If you didn’t know any better, you’d think that Verhofstadt is the candidate who have been in power only a year ago and the center-right Jean-Claude Juncker, the former Luxembourg prime minister and presidential candidate of the European People’s Party (EPP), was the candidate who had been out of office for six years. It’s clear why Luxembourg last year, for the first time in decades, turned away from Juncker and toward a new government.

What’s most clear from the debate is that neither Juncker nor the candidate of the Party of European Socialists (PES), German social democrat Martin Schulz, can channel the same kind of populist appeal that Verhofstadt can. Frankly, it’s rare to hear someone like Verhofstadt channel real energy and passion in favor of the European project — be it a common immigration policy or banking policy or data privacy or whatever.
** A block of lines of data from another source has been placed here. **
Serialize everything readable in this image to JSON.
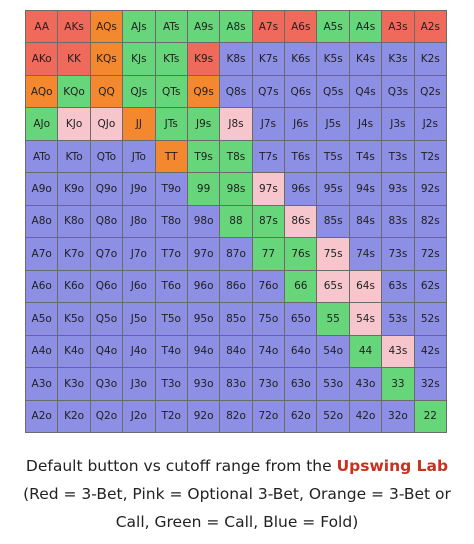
{
  "legend_colors": {
    "R": "#ef6a5a",
    "P": "#f7c6cc",
    "O": "#f3882e",
    "G": "#67d67a",
    "B": "#8c8fe3"
  },
  "grid": {
    "cells": [
      [
        [
          "AA",
          "R"
        ],
        [
          "AKs",
          "R"
        ],
        [
          "AQs",
          "O"
        ],
        [
          "AJs",
          "G"
        ],
        [
          "ATs",
          "G"
        ],
        [
          "A9s",
          "G"
        ],
        [
          "A8s",
          "G"
        ],
        [
          "A7s",
          "R"
        ],
        [
          "A6s",
          "R"
        ],
        [
          "A5s",
          "G"
        ],
        [
          "A4s",
          "G"
        ],
        [
          "A3s",
          "R"
        ],
        [
          "A2s",
          "R"
        ]
      ],
      [
        [
          "AKo",
          "R"
        ],
        [
          "KK",
          "R"
        ],
        [
          "KQs",
          "O"
        ],
        [
          "KJs",
          "G"
        ],
        [
          "KTs",
          "G"
        ],
        [
          "K9s",
          "R"
        ],
        [
          "K8s",
          "B"
        ],
        [
          "K7s",
          "B"
        ],
        [
          "K6s",
          "B"
        ],
        [
          "K5s",
          "B"
        ],
        [
          "K4s",
          "B"
        ],
        [
          "K3s",
          "B"
        ],
        [
          "K2s",
          "B"
        ]
      ],
      [
        [
          "AQo",
          "O"
        ],
        [
          "KQo",
          "G"
        ],
        [
          "QQ",
          "O"
        ],
        [
          "QJs",
          "G"
        ],
        [
          "QTs",
          "G"
        ],
        [
          "Q9s",
          "O"
        ],
        [
          "Q8s",
          "B"
        ],
        [
          "Q7s",
          "B"
        ],
        [
          "Q6s",
          "B"
        ],
        [
          "Q5s",
          "B"
        ],
        [
          "Q4s",
          "B"
        ],
        [
          "Q3s",
          "B"
        ],
        [
          "Q2s",
          "B"
        ]
      ],
      [
        [
          "AJo",
          "G"
        ],
        [
          "KJo",
          "P"
        ],
        [
          "QJo",
          "P"
        ],
        [
          "JJ",
          "O"
        ],
        [
          "JTs",
          "G"
        ],
        [
          "J9s",
          "G"
        ],
        [
          "J8s",
          "P"
        ],
        [
          "J7s",
          "B"
        ],
        [
          "J6s",
          "B"
        ],
        [
          "J5s",
          "B"
        ],
        [
          "J4s",
          "B"
        ],
        [
          "J3s",
          "B"
        ],
        [
          "J2s",
          "B"
        ]
      ],
      [
        [
          "ATo",
          "B"
        ],
        [
          "KTo",
          "B"
        ],
        [
          "QTo",
          "B"
        ],
        [
          "JTo",
          "B"
        ],
        [
          "TT",
          "O"
        ],
        [
          "T9s",
          "G"
        ],
        [
          "T8s",
          "G"
        ],
        [
          "T7s",
          "B"
        ],
        [
          "T6s",
          "B"
        ],
        [
          "T5s",
          "B"
        ],
        [
          "T4s",
          "B"
        ],
        [
          "T3s",
          "B"
        ],
        [
          "T2s",
          "B"
        ]
      ],
      [
        [
          "A9o",
          "B"
        ],
        [
          "K9o",
          "B"
        ],
        [
          "Q9o",
          "B"
        ],
        [
          "J9o",
          "B"
        ],
        [
          "T9o",
          "B"
        ],
        [
          "99",
          "G"
        ],
        [
          "98s",
          "G"
        ],
        [
          "97s",
          "P"
        ],
        [
          "96s",
          "B"
        ],
        [
          "95s",
          "B"
        ],
        [
          "94s",
          "B"
        ],
        [
          "93s",
          "B"
        ],
        [
          "92s",
          "B"
        ]
      ],
      [
        [
          "A8o",
          "B"
        ],
        [
          "K8o",
          "B"
        ],
        [
          "Q8o",
          "B"
        ],
        [
          "J8o",
          "B"
        ],
        [
          "T8o",
          "B"
        ],
        [
          "98o",
          "B"
        ],
        [
          "88",
          "G"
        ],
        [
          "87s",
          "G"
        ],
        [
          "86s",
          "P"
        ],
        [
          "85s",
          "B"
        ],
        [
          "84s",
          "B"
        ],
        [
          "83s",
          "B"
        ],
        [
          "82s",
          "B"
        ]
      ],
      [
        [
          "A7o",
          "B"
        ],
        [
          "K7o",
          "B"
        ],
        [
          "Q7o",
          "B"
        ],
        [
          "J7o",
          "B"
        ],
        [
          "T7o",
          "B"
        ],
        [
          "97o",
          "B"
        ],
        [
          "87o",
          "B"
        ],
        [
          "77",
          "G"
        ],
        [
          "76s",
          "G"
        ],
        [
          "75s",
          "P"
        ],
        [
          "74s",
          "B"
        ],
        [
          "73s",
          "B"
        ],
        [
          "72s",
          "B"
        ]
      ],
      [
        [
          "A6o",
          "B"
        ],
        [
          "K6o",
          "B"
        ],
        [
          "Q6o",
          "B"
        ],
        [
          "J6o",
          "B"
        ],
        [
          "T6o",
          "B"
        ],
        [
          "96o",
          "B"
        ],
        [
          "86o",
          "B"
        ],
        [
          "76o",
          "B"
        ],
        [
          "66",
          "G"
        ],
        [
          "65s",
          "P"
        ],
        [
          "64s",
          "P"
        ],
        [
          "63s",
          "B"
        ],
        [
          "62s",
          "B"
        ]
      ],
      [
        [
          "A5o",
          "B"
        ],
        [
          "K5o",
          "B"
        ],
        [
          "Q5o",
          "B"
        ],
        [
          "J5o",
          "B"
        ],
        [
          "T5o",
          "B"
        ],
        [
          "95o",
          "B"
        ],
        [
          "85o",
          "B"
        ],
        [
          "75o",
          "B"
        ],
        [
          "65o",
          "B"
        ],
        [
          "55",
          "G"
        ],
        [
          "54s",
          "P"
        ],
        [
          "53s",
          "B"
        ],
        [
          "52s",
          "B"
        ]
      ],
      [
        [
          "A4o",
          "B"
        ],
        [
          "K4o",
          "B"
        ],
        [
          "Q4o",
          "B"
        ],
        [
          "J4o",
          "B"
        ],
        [
          "T4o",
          "B"
        ],
        [
          "94o",
          "B"
        ],
        [
          "84o",
          "B"
        ],
        [
          "74o",
          "B"
        ],
        [
          "64o",
          "B"
        ],
        [
          "54o",
          "B"
        ],
        [
          "44",
          "G"
        ],
        [
          "43s",
          "P"
        ],
        [
          "42s",
          "B"
        ]
      ],
      [
        [
          "A3o",
          "B"
        ],
        [
          "K3o",
          "B"
        ],
        [
          "Q3o",
          "B"
        ],
        [
          "J3o",
          "B"
        ],
        [
          "T3o",
          "B"
        ],
        [
          "93o",
          "B"
        ],
        [
          "83o",
          "B"
        ],
        [
          "73o",
          "B"
        ],
        [
          "63o",
          "B"
        ],
        [
          "53o",
          "B"
        ],
        [
          "43o",
          "B"
        ],
        [
          "33",
          "G"
        ],
        [
          "32s",
          "B"
        ]
      ],
      [
        [
          "A2o",
          "B"
        ],
        [
          "K2o",
          "B"
        ],
        [
          "Q2o",
          "B"
        ],
        [
          "J2o",
          "B"
        ],
        [
          "T2o",
          "B"
        ],
        [
          "92o",
          "B"
        ],
        [
          "82o",
          "B"
        ],
        [
          "72o",
          "B"
        ],
        [
          "62o",
          "B"
        ],
        [
          "52o",
          "B"
        ],
        [
          "42o",
          "B"
        ],
        [
          "32o",
          "B"
        ],
        [
          "22",
          "G"
        ]
      ]
    ]
  },
  "caption": {
    "part1": "Default button vs cutoff range from the ",
    "lab_name": "Upswing Lab",
    "part2": " (Red = 3-Bet, Pink = Optional 3-Bet, Orange = 3-Bet or Call, Green = Call, Blue = Fold)"
  }
}
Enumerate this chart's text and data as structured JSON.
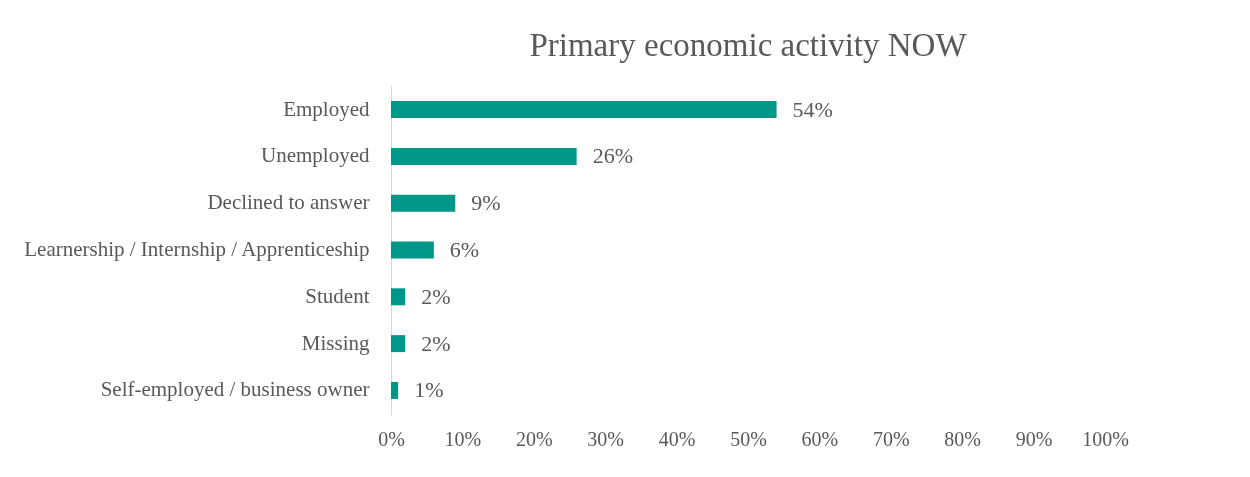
{
  "chart_data": {
    "type": "bar",
    "orientation": "horizontal",
    "title": "Primary economic activity NOW",
    "categories": [
      "Employed",
      "Unemployed",
      "Declined to answer",
      "Learnership / Internship / Apprenticeship",
      "Student",
      "Missing",
      "Self-employed / business owner"
    ],
    "values": [
      54,
      26,
      9,
      6,
      2,
      2,
      1
    ],
    "value_labels": [
      "54%",
      "26%",
      "9%",
      "6%",
      "2%",
      "2%",
      "1%"
    ],
    "color": "#009688",
    "xlim": [
      0,
      100
    ],
    "xticks": [
      {
        "value": 0,
        "label": "0%"
      },
      {
        "value": 10,
        "label": "10%"
      },
      {
        "value": 20,
        "label": "20%"
      },
      {
        "value": 30,
        "label": "30%"
      },
      {
        "value": 40,
        "label": "40%"
      },
      {
        "value": 50,
        "label": "50%"
      },
      {
        "value": 60,
        "label": "60%"
      },
      {
        "value": 70,
        "label": "70%"
      },
      {
        "value": 80,
        "label": "80%"
      },
      {
        "value": 90,
        "label": "90%"
      },
      {
        "value": 100,
        "label": "100%"
      }
    ],
    "grid": false
  }
}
The discussion on the potential EU membership of a newly independent Scotland or Catalonia is a case in point. Schulz and Juncker cautiously talked about respecting constitutions and national processes, and noted that there’s no blueprint for the technical role of the EU. Verhofstadt, however, called out the outgoing Commission president José Manuel Barroso for his negative remarks that have been interpreted in some circles as unduly taking sides with UK and Spanish unionists and against Scottish and Catalan nationalists. Barroso has cautioned Scottish and Catalan leaders often that they won’t be eligible for automatic re-admission to the European Union — and he’s also warned that their membership candidacies will be difficult.

Given the role that the European Council will play in proposing a candidate, and given the near-certainty that no bloc will win an absolute majority of seats in the European Parliament, it would not all be surprising to see EPP and ALDE form a coalition. Neither would it be surprising if Europe’s national leaders, sitting on the European Council, who trust and know Verhofstadt well, turn to him as a compromise candidate to become the next Commission president.